Est-ce que le Rassemblement national souhaite uniquement faire du greenwashing ou a-t-il des véritables idées écologistes ? La réalité est qu’il existe des convergences entre les écofascistes de Nouvelle Droite, de l’écologie intégrale et du Rassemblement national sur la volonté de défendre l’identité européenne et les identités locales.
Cependant, l’éconationalisme (le nationalisme prend la forme de l’écologie pour agir au grand jour) se développe peu car le RN n’est pas assez écologiste et que la Nouvelle Droite et l’écologie intégrale sont avant tout localistes.
Pas vraiment d’éconationalisme que ce soit au RN (pas assez écolo) et à ND et écologie intégrale car ces deux derniers sont surtout localistes.
Absence d’autonomie de l’écologie politique d’extrême-droite et réorientation de l’écologisme de gauche
Nous avons donc vu un double mouvement. D’abord la fascisation de l’écologie se développe car on est démunis face au problème écologique et du coup l’écologie se fascise car les courants réactionnaires utilisent un certain nombre de propositions émanant d’abord de la gauche (l’écologie politique venant d’abord de la gauche) pour l’intégrer ensuite à des courants réactionnaires.
Face à l’anthropocène et au caractère jugé inévitable de la domination humaine sur la nature, certains y ont opposé le Capitalo-scène comme les marxistes (domination du capital) ou encore le Plantacionocène (domination des puissances impérialistes) comme certains auteurs écologistes décoloniaux
ou encore la Technocène (domination à travers la technologie) comme des auteurs technocritiques
Tous ces récits de groupes qui subissent des dominations ont des visées émancipatrices et ont pour but de s’opposer aux logiques de dominations qui entrainent des visions anthropocentrées du rapport humain avec la nature.

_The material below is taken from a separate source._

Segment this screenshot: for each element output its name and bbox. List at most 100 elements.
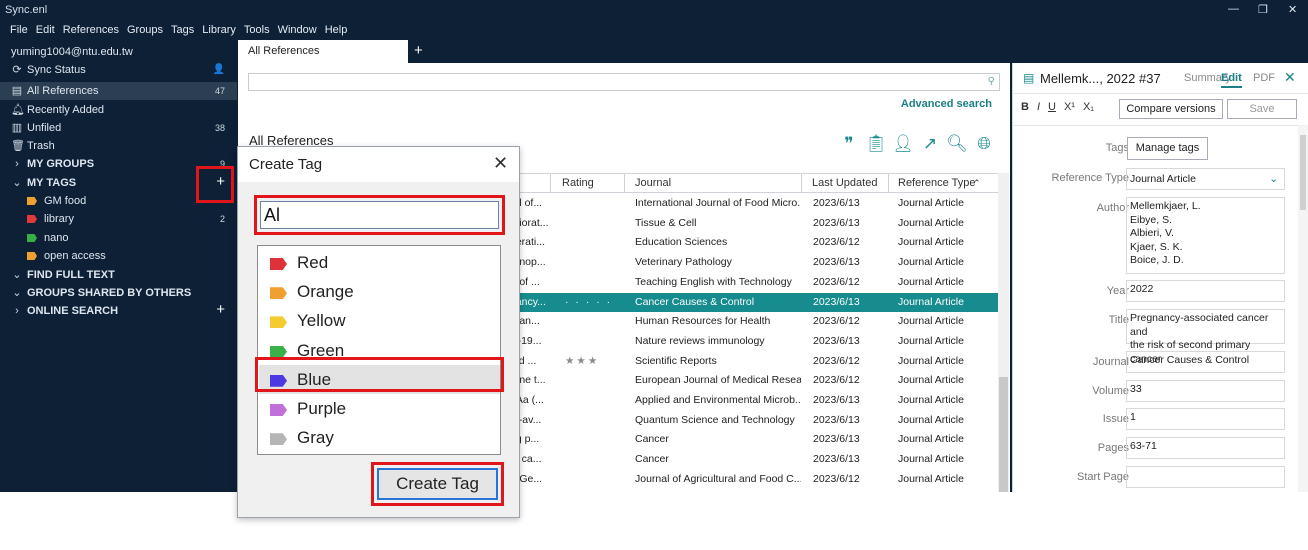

Cependant, le fait de construire des récits historiques alternatifs ne veut pas dire qu’on remet en cause des visions anthropocentrées. Pour l’instant le fascisme est productiviste mais qu’en sera-t-il plus tard ? Comment conserver les intérêts de la bourgeoisie avec l’écofascisme ?
Il faut se méfier des définitions idéalistes et pas matérialiste/marxisme de la « classe écologique » de Bruno Latour car la conscience écologique de la classe écologique n’y est pas définie par Latour par sa place dans les rapports sociaux. Dans les faits il fait complexifier le matérialisme historique en y ajoutant la dimension écologique.
En définitive, Antoine Dubiau insiste sur le fait qu’il n’existe pas de véritable conception écologiste propre à l’extrême-droite mais l’extrême-droite développe des idées écologistes par opportunisme pour défendre d’autres valeurs plus importantes pour elle.